Sénatoriales 2020 dans le Calvados : 7 candidats pour 3 sièges où tous les sortants se représentent

Dans le Calvados, 3 sièges sont à renouveler. Les trois sortants se représentent et personne n'a à rougir de son mandat. Dans un trio de départ équilibré ( LR,PS, UDI) viennent s'ajouter deux inconnues : le trublion LREM et le poids des nouveaux maires.

Le sénat vu de ses jardins, le Palais du Luxembourg à Paris
Le sénat vu de ses jardins, le Palais du Luxembourg à Paris
Sur trois sièges, tous les sortants souhaitent rester. Il faut dire qu'ils sont l'équilibre et représentent assez bien à eux 3 l'identité politique normande : un peu de gauche, un peu de droite républicaine et du centre. Deux femmes et un homme, loin de l'image poussiéreuse des sénateurs empâtés. Tous sont des élus de terrain , ayant une notoriété locale et le respect de leurs pairs.

Alors, peut-on croire que ça ne va pas bouger dans le Calvados pour ce scrutin du 27 septembre? Ce serait audacieux d'en faire le pari. Il y a bien des inconnues qui s'invitent dans le débat et des hommes nouveaux capables de renverser la table.


Dans le Calvados, se présentent :

-Pascal Allizard (LR) sénateur sortant
-Corinne Feret (PS), sénatrice sortante
-Sonia de la Provoté (UDI), sénatrice sortante
-Franck Guégéniat, maire (PRG) de la commune d’Epron
-Emmanuel Norbert-Couade, le numéro un du RN dans le Calvados
-Xavier Le Coutour, le conseiller municipal Divers gauche de Caen 
-Pascal Sérard, le maire de Carpiquet qui a reçu le soutien LREM

 

Tout d'abord à gauche 


Corinne Féret, ancienne adjointe de Philippe Duron à la mairie de Caen, figure du PS dans le Calvados termine son dernier mandat, sans complexe. 

Elle est la caution de gauche sans contestation mais elle n'est pas la seule. Même si issue d'un canal bien historique, elle a su recomposer l'union avec les écologistes et les communistes qui la soutiennent.
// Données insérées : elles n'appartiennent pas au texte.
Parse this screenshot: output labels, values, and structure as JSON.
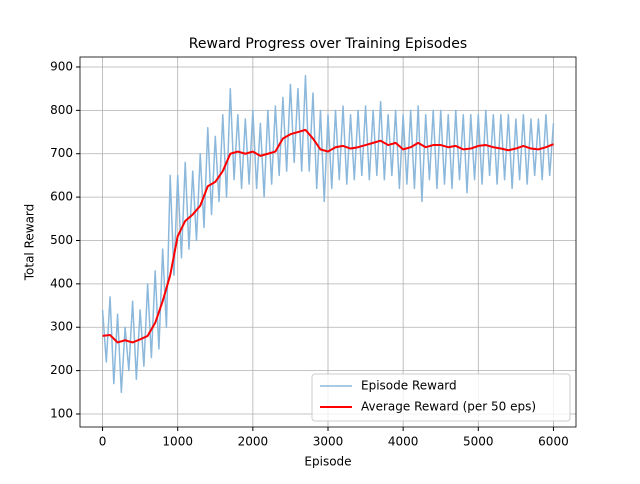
{
  "chart_data": {
    "type": "line",
    "title": "Reward Progress over Training Episodes",
    "x_label": "Episode",
    "y_label": "Total Reward",
    "xlim": [
      -300,
      6300
    ],
    "ylim": [
      70,
      923
    ],
    "xticks": [
      0,
      1000,
      2000,
      3000,
      4000,
      5000,
      6000
    ],
    "yticks": [
      100,
      200,
      300,
      400,
      500,
      600,
      700,
      800,
      900
    ],
    "grid": true,
    "legend": "lower right",
    "series": [
      {
        "name": "Episode Reward",
        "color": "#8cb8dc",
        "width": 1.5,
        "x": [
          0,
          50,
          100,
          150,
          200,
          250,
          300,
          350,
          400,
          450,
          500,
          550,
          600,
          650,
          700,
          750,
          800,
          850,
          900,
          950,
          1000,
          1050,
          1100,
          1150,
          1200,
          1250,
          1300,
          1350,
          1400,
          1450,
          1500,
          1550,
          1600,
          1650,
          1700,
          1750,
          1800,
          1850,
          1900,
          1950,
          2000,
          2050,
          2100,
          2150,
          2200,
          2250,
          2300,
          2350,
          2400,
          2450,
          2500,
          2550,
          2600,
          2650,
          2700,
          2750,
          2800,
          2850,
          2900,
          2950,
          3000,
          3050,
          3100,
          3150,
          3200,
          3250,
          3300,
          3350,
          3400,
          3450,
          3500,
          3550,
          3600,
          3650,
          3700,
          3750,
          3800,
          3850,
          3900,
          3950,
          4000,
          4050,
          4100,
          4150,
          4200,
          4250,
          4300,
          4350,
          4400,
          4450,
          4500,
          4550,
          4600,
          4650,
          4700,
          4750,
          4800,
          4850,
          4900,
          4950,
          5000,
          5050,
          5100,
          5150,
          5200,
          5250,
          5300,
          5350,
          5400,
          5450,
          5500,
          5550,
          5600,
          5650,
          5700,
          5750,
          5800,
          5850,
          5900,
          5950,
          6000
        ],
        "values": [
          340,
          220,
          370,
          170,
          330,
          150,
          300,
          200,
          360,
          180,
          340,
          210,
          400,
          230,
          430,
          250,
          480,
          300,
          650,
          420,
          650,
          460,
          680,
          480,
          660,
          500,
          700,
          530,
          760,
          560,
          740,
          590,
          790,
          600,
          850,
          640,
          790,
          620,
          780,
          630,
          800,
          620,
          770,
          600,
          800,
          630,
          810,
          650,
          830,
          660,
          860,
          680,
          850,
          660,
          880,
          660,
          840,
          620,
          800,
          590,
          790,
          620,
          800,
          640,
          810,
          630,
          790,
          640,
          800,
          650,
          810,
          640,
          800,
          650,
          820,
          640,
          790,
          650,
          800,
          620,
          790,
          630,
          800,
          620,
          810,
          590,
          790,
          640,
          800,
          620,
          800,
          630,
          790,
          620,
          800,
          640,
          790,
          610,
          790,
          640,
          790,
          630,
          800,
          650,
          790,
          630,
          790,
          640,
          790,
          620,
          780,
          640,
          790,
          630,
          780,
          650,
          780,
          640,
          790,
          650,
          770
        ]
      },
      {
        "name": "Average Reward (per 50 eps)",
        "color": "#ff0000",
        "width": 2,
        "x": [
          0,
          100,
          200,
          300,
          400,
          500,
          600,
          700,
          800,
          900,
          1000,
          1100,
          1200,
          1300,
          1400,
          1500,
          1600,
          1700,
          1800,
          1900,
          2000,
          2100,
          2200,
          2300,
          2400,
          2500,
          2600,
          2700,
          2800,
          2900,
          3000,
          3100,
          3200,
          3300,
          3400,
          3500,
          3600,
          3700,
          3800,
          3900,
          4000,
          4100,
          4200,
          4300,
          4400,
          4500,
          4600,
          4700,
          4800,
          4900,
          5000,
          5100,
          5200,
          5300,
          5400,
          5500,
          5600,
          5700,
          5800,
          5900,
          6000
        ],
        "values": [
          280,
          282,
          265,
          270,
          265,
          272,
          280,
          310,
          360,
          420,
          510,
          545,
          560,
          580,
          625,
          635,
          660,
          700,
          705,
          700,
          705,
          695,
          700,
          705,
          735,
          745,
          750,
          755,
          735,
          710,
          705,
          715,
          718,
          712,
          715,
          720,
          725,
          730,
          720,
          725,
          710,
          715,
          725,
          715,
          720,
          720,
          715,
          718,
          710,
          712,
          718,
          720,
          715,
          712,
          708,
          712,
          718,
          712,
          710,
          715,
          722
        ]
      }
    ]
  }
}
On la titille sur sa droite.
La gauche part divisée.

Première certitude, Franck Guégéniat, le maire de la commune d’Epron, dans l'aggomération caennaise, détient ce mandat depuis 2001. Il est aussi conseiller régional, vice-président de Caen-la-Mer et vice-président national du Parti radical de gauche (PRG). Loin d'être un inconnu dans l'échiquier local de la gauche, l'homme de 48 ans a des atouts, ceux d'"une gauche républicaine" qui aime flirter avec les grands enjeux de société, tels que l'environnement.
 
Et il n'est pas le seul à gauche, à venir croquer des voix : Xavier Lecoutour, médecin et professeur a lui aussi sa ligne : reprendre en main les services publics. Il est lui aussi un ancien de l'équipe Duron entre 2008-et 2014  et a été en 2020 colistier de l'écologiste  Rudy L’Orphelin, aux dernières élections municipales à Caen.
 

Et à droite 


Pascal Sérard, le maire de Carpiquet vient jouer le trouble fête dans la cour du LR Pascal Allizard. Il a reçu le grand soutien du premier ministre Jean Castex, ancien sarkoziste converti au macronisme. Tout est dit. L'homme de terrain qui  a parcouru 30 000 kilomètres pour sa campagne est allé à la rencontre de tous les maires. Il représente le renouveau malgré son profil de jeune retraité.  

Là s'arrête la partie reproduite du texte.